Konflik dan perselisihan yang tidak sewajarnya dilakukan, menimbulkan keresahan di hati masyarakat. Di sisi lain, ada perebutan jabatan dan posisi kepemimpinan, persoalan hasil bumi dan harga diri yang terluka, persoalan hak politik, ekonomi dan berbagai konflik sosial lainnya. Lebih parahnya lagi, para penyamun menyembunyikan kejahatan dari hasil kejahatan mereka.
Surga yang terlantar masih dipenuhi dengan berbagai konversasi yang kosong, sembrono, tawar-menawar dengan banyak perdebatan sengit dan hanya sibuk mengerok keuntungan pribadi.
Perilaku yang tidak rohani dan memuliakan, tidak mencerminkan kehidupan sorgawi, hanya merancang kejahatan dan euforia, menyebabkan hadirat Sang Khalik menyingkir dari surga kecil.
Hadirat Sang Khalik tidak lagi hidup dan tinggal dalam surga kecil yang jatuh ke bumi. Hanya roh kudis, roh kuda, roh halus, dan roh-roh jahat lainnya yang mulai gentayangan dan melanggengkan berbagai skenario dan kezaliman yang banyak meresahkan dan merajalela di seantero surga yang terlantar.

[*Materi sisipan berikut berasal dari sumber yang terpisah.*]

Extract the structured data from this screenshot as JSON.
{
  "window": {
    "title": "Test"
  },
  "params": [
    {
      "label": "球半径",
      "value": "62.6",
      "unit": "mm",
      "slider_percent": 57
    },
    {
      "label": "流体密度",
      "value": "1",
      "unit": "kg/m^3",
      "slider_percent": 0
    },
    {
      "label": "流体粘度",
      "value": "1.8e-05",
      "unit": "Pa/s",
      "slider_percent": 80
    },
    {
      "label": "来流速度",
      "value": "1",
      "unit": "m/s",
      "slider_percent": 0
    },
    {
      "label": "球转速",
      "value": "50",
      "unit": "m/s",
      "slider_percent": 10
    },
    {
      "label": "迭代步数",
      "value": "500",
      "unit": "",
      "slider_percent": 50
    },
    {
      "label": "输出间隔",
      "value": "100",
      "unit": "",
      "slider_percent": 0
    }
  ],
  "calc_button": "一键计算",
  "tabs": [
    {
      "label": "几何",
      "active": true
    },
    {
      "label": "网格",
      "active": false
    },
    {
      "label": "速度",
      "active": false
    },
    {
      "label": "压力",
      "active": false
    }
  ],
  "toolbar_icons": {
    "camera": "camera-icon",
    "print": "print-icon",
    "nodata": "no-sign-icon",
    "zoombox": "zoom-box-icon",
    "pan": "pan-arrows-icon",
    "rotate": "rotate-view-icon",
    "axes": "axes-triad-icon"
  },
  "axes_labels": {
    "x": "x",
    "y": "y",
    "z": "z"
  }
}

Realitas yang berkecamuk di surga yang terlantar, demi mengejar sesuatu yang tidak abadi dan atau sifatnya murni duniawi dengan berbagai cara, penipuan, pencurian, perampokan, penculikan serta penindasan tanpa memedulikan hak hidup dan eksistensi manusia. Betapa sadisnya kriminalitas, sesuatu yang bertentangan dengan hukum di belahan dunia mana pun.
Sekedar cakal Papua dianggap negeri yang transendental, padahal realitasnya kekejian yang terjadi mendominasi surga yang sama sekali terlantar. Julukan "surga kecil" bersifat bombastis dan digunakan oleh para penyamun demi keegosian, tanpa menciptakan suasana surga yang sesungguhnya.

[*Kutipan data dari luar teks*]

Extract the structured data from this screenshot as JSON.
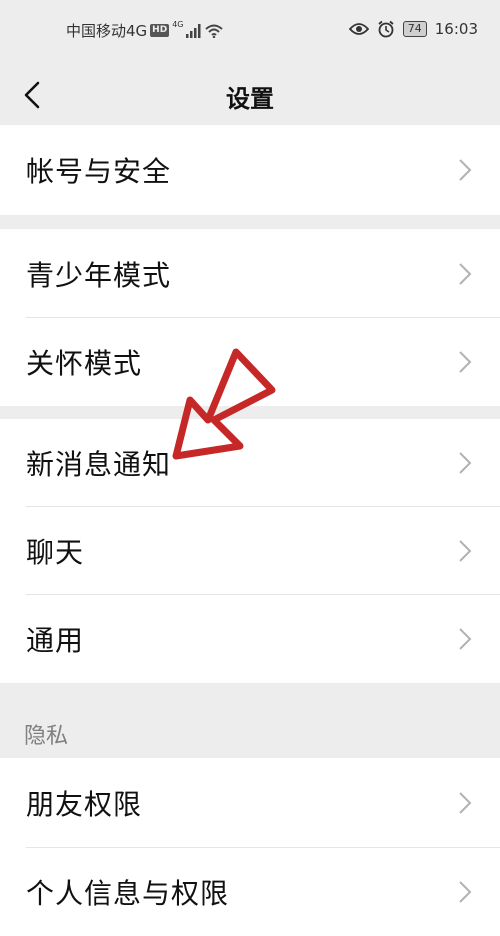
{
  "status_bar": {
    "carrier": "中国移动4G",
    "hd_badge": "HD",
    "network": "4G",
    "battery": "74",
    "time": "16:03"
  },
  "nav": {
    "title": "设置"
  },
  "menu": {
    "account_security": "帐号与安全",
    "teen_mode": "青少年模式",
    "care_mode": "关怀模式",
    "new_message_notification": "新消息通知",
    "chat": "聊天",
    "general": "通用",
    "privacy_section": "隐私",
    "friend_permissions": "朋友权限",
    "personal_info_permissions": "个人信息与权限"
  },
  "colors": {
    "background": "#ededed",
    "cell": "#ffffff",
    "annotation_arrow": "#c62828"
  }
}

Seyogianya manusia mencari dan memperjuangkan kehendak Sang Khalik dan apa yang menjadi cita-cita mulia dalam surga kecil. Tapi semuanya berbalik dari ekspektasi dan interpretasi. Berubah menjadi ajang pemenuhan dan pemuasan kepentingan pribadi. Sibuk dengan keegosian, tidak lagi memperhatikan kesyahduan surga kecil di bumi.

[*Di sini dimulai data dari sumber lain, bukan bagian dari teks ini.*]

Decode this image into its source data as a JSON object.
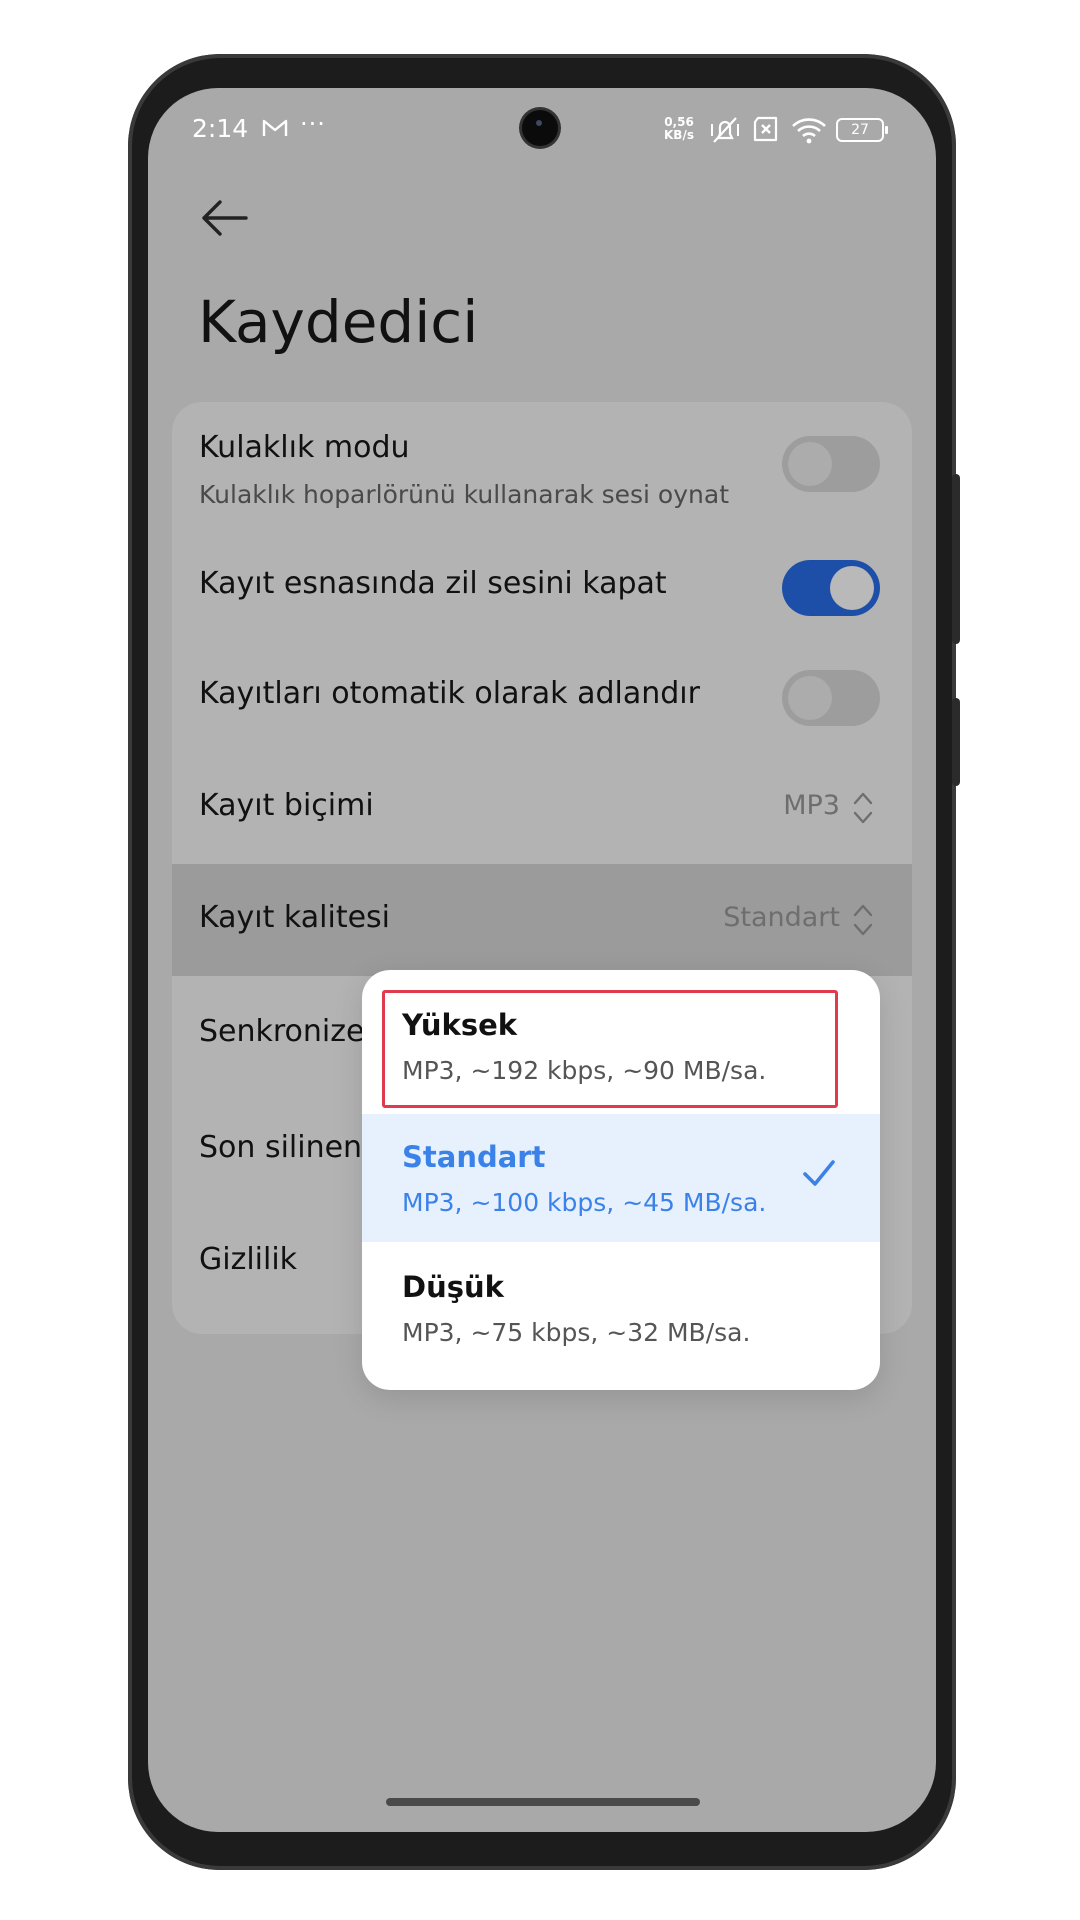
{
  "status_bar": {
    "time": "2:14",
    "net_speed_value": "0,56",
    "net_speed_unit": "KB/s",
    "battery": "27",
    "icons": [
      "gmail-icon",
      "more-dots-icon",
      "vibrate-off-icon",
      "sim-x-icon",
      "wifi-icon",
      "battery-icon"
    ]
  },
  "header": {
    "title": "Kaydedici",
    "back_icon": "arrow-left-icon"
  },
  "settings": {
    "headphone_mode": {
      "title": "Kulaklık modu",
      "subtitle": "Kulaklık hoparlörünü kullanarak sesi oynat",
      "enabled": false
    },
    "mute_ringer": {
      "title": "Kayıt esnasında zil sesini kapat",
      "enabled": true
    },
    "auto_name": {
      "title": "Kayıtları otomatik olarak adlandır",
      "enabled": false
    },
    "format": {
      "title": "Kayıt biçimi",
      "value": "MP3"
    },
    "quality": {
      "title": "Kayıt kalitesi",
      "value": "Standart"
    },
    "sync": {
      "title": "Senkronize"
    },
    "recently_deleted": {
      "title": "Son silinen"
    },
    "privacy": {
      "title": "Gizlilik"
    }
  },
  "quality_popup": {
    "options": [
      {
        "title": "Yüksek",
        "subtitle": "MP3, ~192 kbps, ~90 MB/sa.",
        "selected": false
      },
      {
        "title": "Standart",
        "subtitle": "MP3, ~100 kbps, ~45 MB/sa.",
        "selected": true
      },
      {
        "title": "Düşük",
        "subtitle": "MP3, ~75 kbps, ~32 MB/sa.",
        "selected": false
      }
    ],
    "highlight_color": "#e03a4e",
    "accent_color": "#3b82e8"
  }
}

Kebajikan menghilang dari surga kecil, suasana tidak lagi bersahabat. Seolah-olah kita hidup tidak terlalu penting di sini. Semua yang indah menjadi ternoda, apa yang baik dan berharga tidak berguna, surga telah menjadi sarang penyamun dan telah merusak kesakralan.
Memenjarakan hidup dalam pusaran pertempuran tanpa akhir yang tak terhindarkan, meleking dan tidak perduli ekspresi siapa yang paling istimewa. Surga tanpa kedamaian niscaya akan menjadi tempat yang hampa dan menakutkan.
Dalam benak kecil kita, kita insaf apa yang harus kita lakukan? Surga yang terlantar membutuhkan keindahan, kemewahan, kekayaan, bahkan segala kebajikan serta kejujuran, ketulusan dan cinta untuk menunjukkan jalan kembali ke kehidupan yang damai dan sentosa. Menapaki jalan kebaikan melalui pertobatan yang sejati.